Created 09-29-2016 02:17 PM
Hi all,
I'm not developper, I'm admin for Hadoop plateform.
We have intalled HDP 2.4.2 so with SPARK 1.6.1 my questions concerning Versionning about Python and R.
All my servers are installed with Centos 6.8 with python 2.6.6 so it is possible to use PySpark ?
My developper said his wants python 2.7.X I don't know why. If I need to install Python 2.7 or 3 is need to install on all plateform or just in one datanode or master?
SparkR needs R to install, it is not ship with Spark ?
thanks.
Created 09-29-2016 05:37 PM
For Python:
I'd recommend installing python Anaconda 2.7 on all nodes of your cluster. If your developer would like to manually add python files/scripts, he can use the --py-files argument as part of the spark-submit statement. As an alternative, you can also reference python scripts/files from within your pyspark code using addPyFile, such as sc.addPyFile("mymodule.py"). Just as an FYI, PySpark will run fine if you have python 2.6 installed, but you will just not be able to use the more recent packages.
For R:
As @lgeorge mentioned, you will want to install R (and all required packages) to each node of your cluster. Also make sure your JAVA_HOME environment variable is set, then you should be able to launch SparkR.

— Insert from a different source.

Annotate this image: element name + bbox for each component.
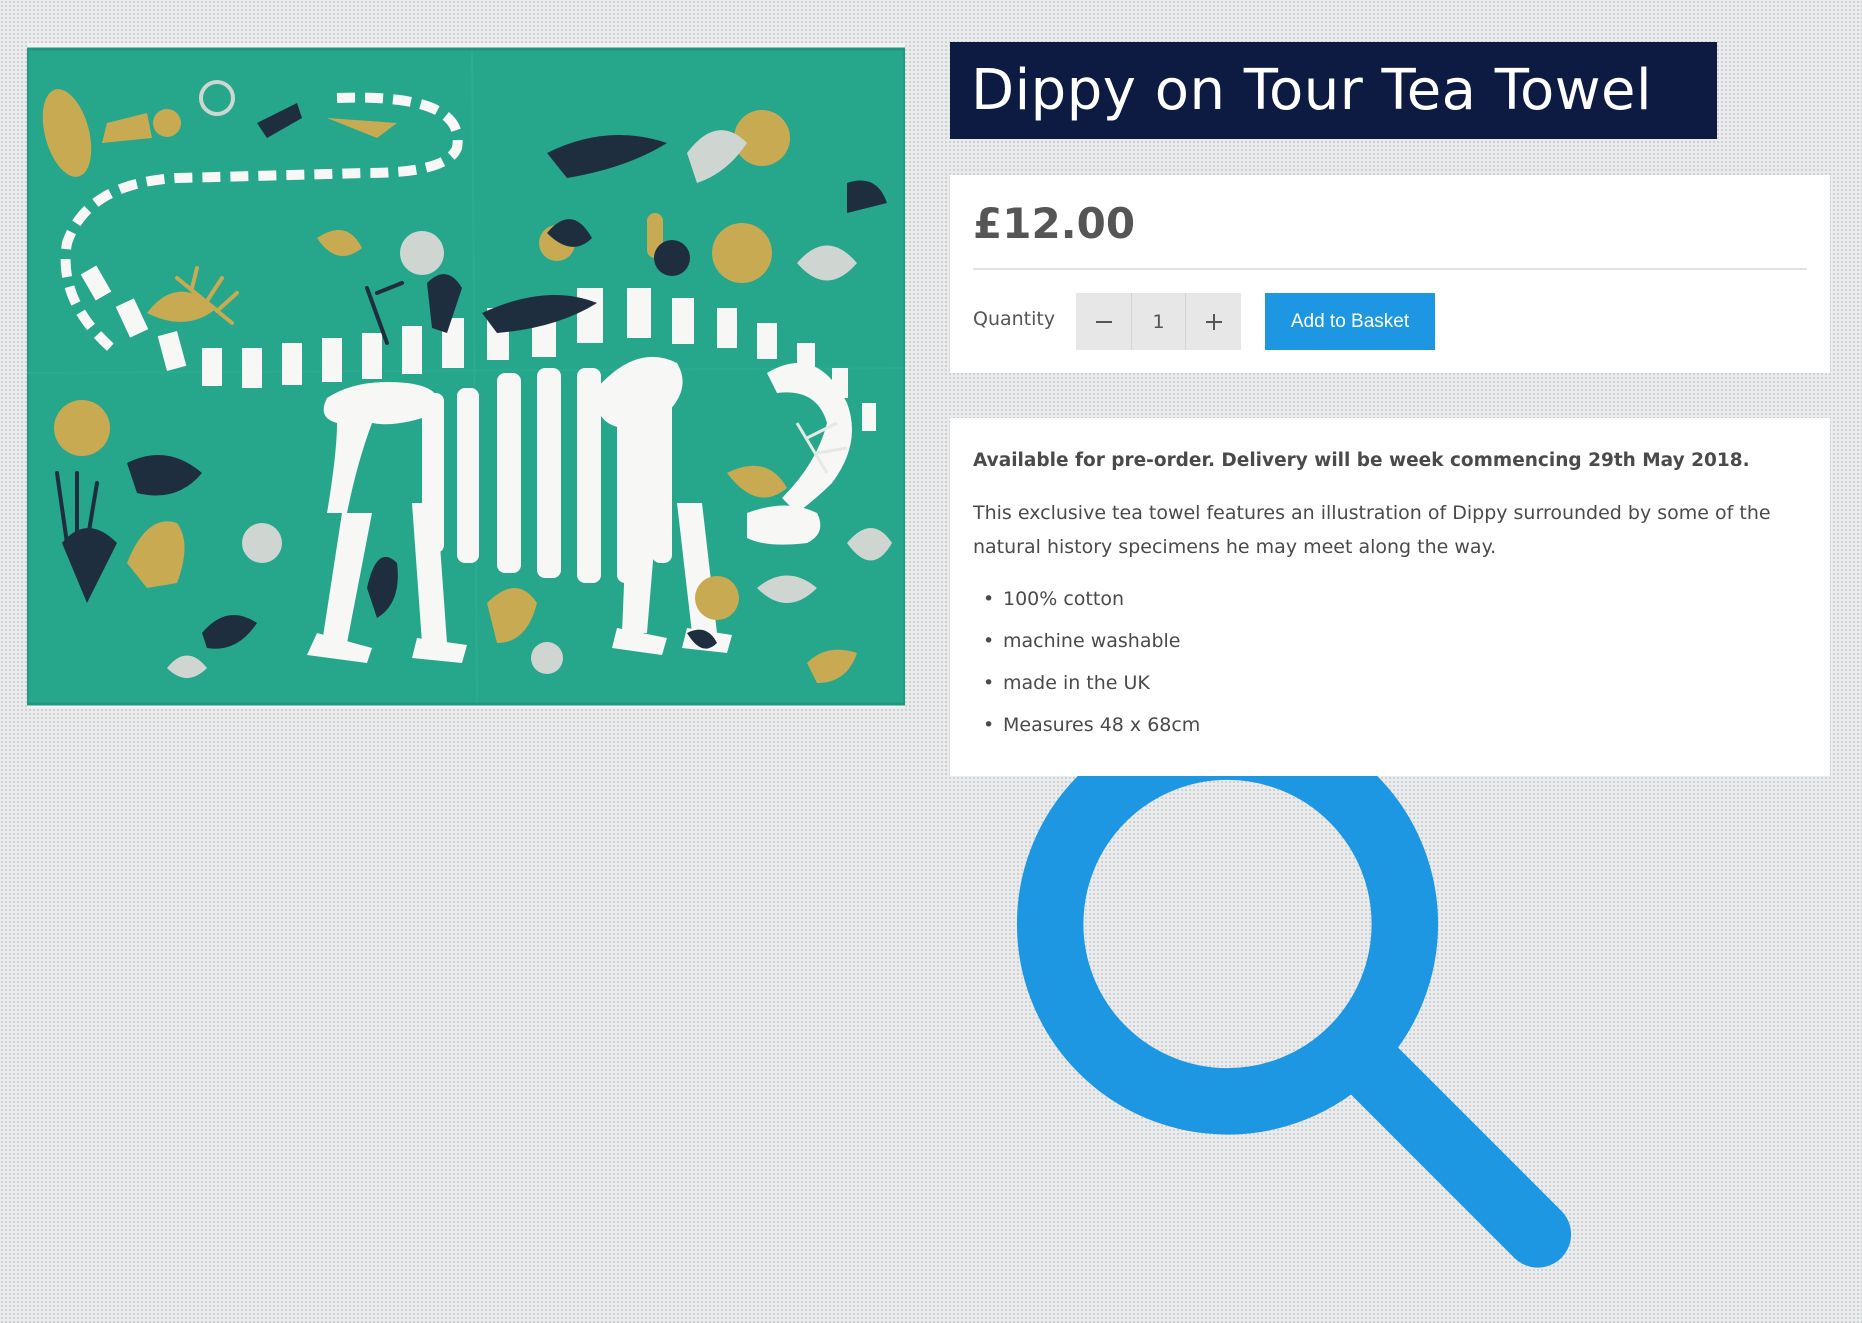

Created 09-29-2016 03:06 PM
@mayki wogno, regarding your last question--I believe you need to install R separately before using it with Spark/SparkR. There is additional info in our HDP 2.5.0 documentation (SparkR is in tech preview until HDP 2.5); see http://docs.hortonworks.com/HDPDocuments/HDP2/HDP-2.5.0/bk_spark-component-guide/content/ch_spark-r.....

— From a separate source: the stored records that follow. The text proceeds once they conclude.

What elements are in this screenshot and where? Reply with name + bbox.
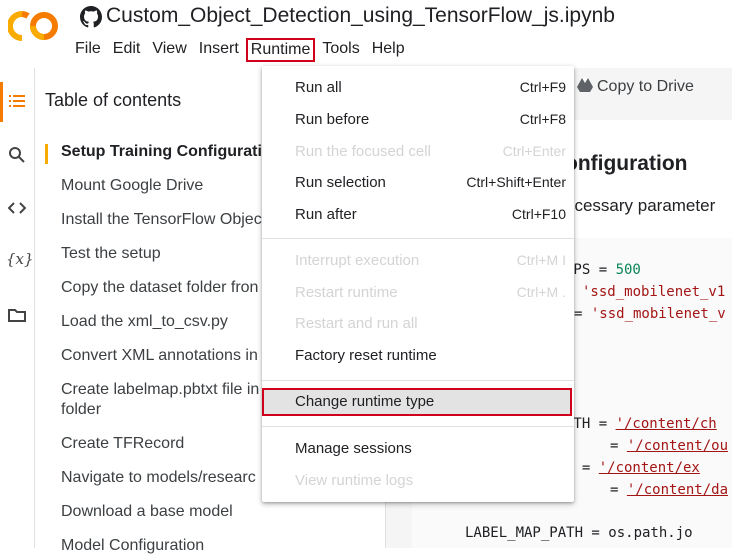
github-icon[interactable] xyxy=(80,6,102,28)
toc-item[interactable]: Mount Google Drive xyxy=(61,176,203,196)
code-line: H = '/content/ex xyxy=(565,460,700,476)
files-icon[interactable] xyxy=(8,306,26,324)
runtime-menu: Run all Ctrl+F9 Run before Ctrl+F8 Run the… xyxy=(262,66,574,502)
cell-heading: onfiguration xyxy=(565,152,688,175)
search-icon[interactable] xyxy=(8,146,26,164)
toc-item[interactable]: Test the setup xyxy=(61,244,161,264)
menu-separator xyxy=(262,426,574,427)
menu-separator xyxy=(262,380,574,381)
notebook-title[interactable]: Custom_Object_Detection_using_TensorFlow… xyxy=(106,4,615,28)
toc-item[interactable]: Setup Training Configuratio xyxy=(61,142,272,162)
rail-active-indicator xyxy=(0,82,3,122)
code-line: = 'ssd_mobilenet_v xyxy=(574,306,726,322)
toc-title: Table of contents xyxy=(45,90,182,110)
toc-active-indicator xyxy=(45,144,48,164)
menu-item-manage-sessions[interactable]: Manage sessions xyxy=(262,435,574,463)
toc-item[interactable]: Create labelmap.pbtxt file in xyxy=(61,380,259,400)
menu-tools[interactable]: Tools xyxy=(317,38,364,62)
toc-item[interactable]: Copy the dataset folder fron xyxy=(61,278,258,298)
copy-to-drive-label: Copy to Drive xyxy=(597,78,694,95)
code-line: EPS = 500 xyxy=(565,262,641,278)
menu-item-factory-reset-runtime[interactable]: Factory reset runtime xyxy=(262,342,574,370)
header-bar: Custom_Object_Detection_using_TensorFlow… xyxy=(0,0,732,68)
menu-help[interactable]: Help xyxy=(367,38,410,62)
toc-item[interactable]: Load the xml_to_csv.py xyxy=(61,312,228,332)
cell-text: ecessary parameter xyxy=(565,196,716,215)
toc-item[interactable]: Install the TensorFlow Objec xyxy=(61,210,262,230)
toc-icon[interactable] xyxy=(8,92,26,110)
colab-logo[interactable] xyxy=(8,8,60,44)
toc-item[interactable]: Download a base model xyxy=(61,502,233,522)
variables-icon[interactable]: {x} xyxy=(6,250,34,268)
toc-item[interactable]: Model Configuration xyxy=(61,536,204,556)
menu-view[interactable]: View xyxy=(147,38,191,62)
copy-to-drive-button[interactable]: Copy to Drive xyxy=(577,78,694,96)
toc-item[interactable]: Navigate to models/researc xyxy=(61,468,256,488)
left-rail: {x} xyxy=(0,68,35,548)
drive-icon xyxy=(577,78,593,92)
menu-runtime[interactable]: Runtime xyxy=(245,38,316,62)
menu-insert[interactable]: Insert xyxy=(194,38,244,62)
code-line: = '/content/da xyxy=(610,482,729,498)
menu-item-run-before[interactable]: Run before Ctrl+F8 xyxy=(262,106,574,134)
menu-item-run-after[interactable]: Run after Ctrl+F10 xyxy=(262,201,574,229)
code-line: 'ssd_mobilenet_v1 xyxy=(582,284,726,300)
menu-item-run-all[interactable]: Run all Ctrl+F9 xyxy=(262,74,574,102)
menu-separator xyxy=(262,238,574,239)
menu-item-view-runtime-logs: View runtime logs xyxy=(295,472,414,489)
menubar: File Edit View Insert Runtime Tools Help xyxy=(70,38,412,62)
code-line: ATH = '/content/ch xyxy=(565,416,717,432)
menu-file[interactable]: File xyxy=(70,38,106,62)
toc-item[interactable]: Convert XML annotations in xyxy=(61,346,258,366)
menu-item-change-runtime-type[interactable]: Change runtime type xyxy=(262,388,572,416)
menu-item-run-selection[interactable]: Run selection Ctrl+Shift+Enter xyxy=(262,169,574,197)
menu-item-restart-and-run-all: Restart and run all xyxy=(295,315,418,332)
code-line: = '/content/ou xyxy=(610,438,729,454)
menu-item-interrupt-execution: Interrupt execution Ctrl+M I xyxy=(295,252,566,269)
menu-edit[interactable]: Edit xyxy=(108,38,146,62)
toc-item-continuation[interactable]: folder xyxy=(61,400,101,420)
menu-item-restart-runtime: Restart runtime Ctrl+M . xyxy=(295,284,566,301)
code-line: LABEL_MAP_PATH = os.path.jo xyxy=(465,525,693,541)
menu-item-run-focused-cell: Run the focused cell Ctrl+Enter xyxy=(295,143,566,160)
code-snippets-icon[interactable] xyxy=(8,199,26,217)
toc-item[interactable]: Create TFRecord xyxy=(61,434,184,454)
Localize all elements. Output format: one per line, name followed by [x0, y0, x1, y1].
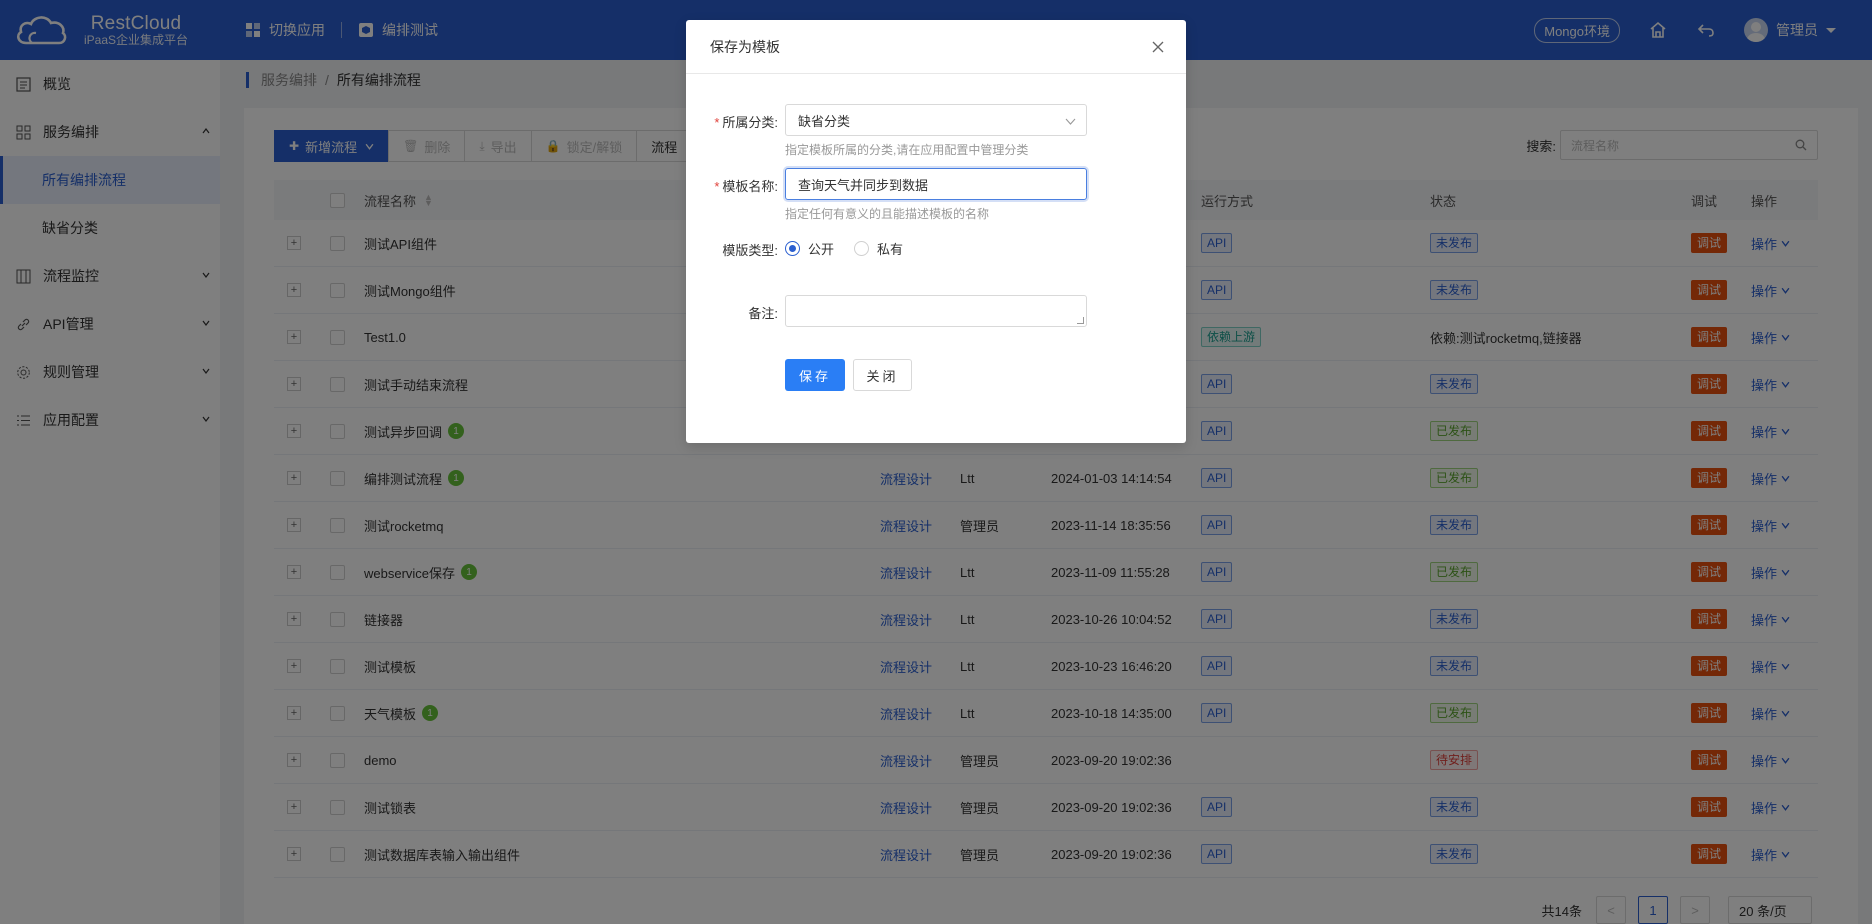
category-hint: 指定模板所属的分类,请在应用配置中管理分类: [785, 143, 1029, 157]
remark-textarea[interactable]: [785, 295, 1087, 327]
name-hint: 指定任何有意义的且能描述模板的名称: [785, 207, 990, 221]
remark-label: 备注:: [748, 306, 778, 321]
category-value: 缺省分类: [798, 113, 851, 129]
close-button[interactable]: 关闭: [853, 359, 912, 391]
chevron-down-icon: [1065, 118, 1076, 125]
radio-private-label[interactable]: 私有: [877, 239, 903, 258]
radio-public-label[interactable]: 公开: [808, 239, 834, 258]
category-label: * 所属分类:: [714, 115, 778, 130]
dialog-title: 保存为模板: [710, 38, 780, 55]
radio-private[interactable]: [854, 240, 870, 256]
save-button[interactable]: 保存: [785, 359, 845, 391]
save-template-dialog: 保存为模板 * 所属分类: 缺省分类 指定模板所属的分类,请在应用配置中管理分类 …: [686, 20, 1186, 443]
template-name-input[interactable]: 查询天气并同步到数据: [785, 168, 1087, 200]
close-icon[interactable]: [1152, 41, 1164, 53]
dialog-header: 保存为模板: [686, 20, 1186, 74]
type-label: 模版类型:: [722, 243, 778, 258]
category-select[interactable]: 缺省分类: [785, 104, 1087, 136]
name-label: * 模板名称:: [714, 179, 778, 194]
type-radio-group: 公开 私有: [785, 238, 1087, 258]
radio-public[interactable]: [785, 240, 800, 256]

Created 09-29-2016 05:37 PM
For Python:
I'd recommend installing python Anaconda 2.7 on all nodes of your cluster. If your developer would like to manually add python files/scripts, he can use the --py-files argument as part of the spark-submit statement. As an alternative, you can also reference python scripts/files from within your pyspark code using addPyFile, such as sc.addPyFile("mymodule.py"). Just as an FYI, PySpark will run fine if you have python 2.6 installed, but you will just not be able to use the more recent packages.
For R:
As @lgeorge mentioned, you will want to install R (and all required packages) to each node of your cluster. Also make sure your JAVA_HOME environment variable is set, then you should be able to launch SparkR.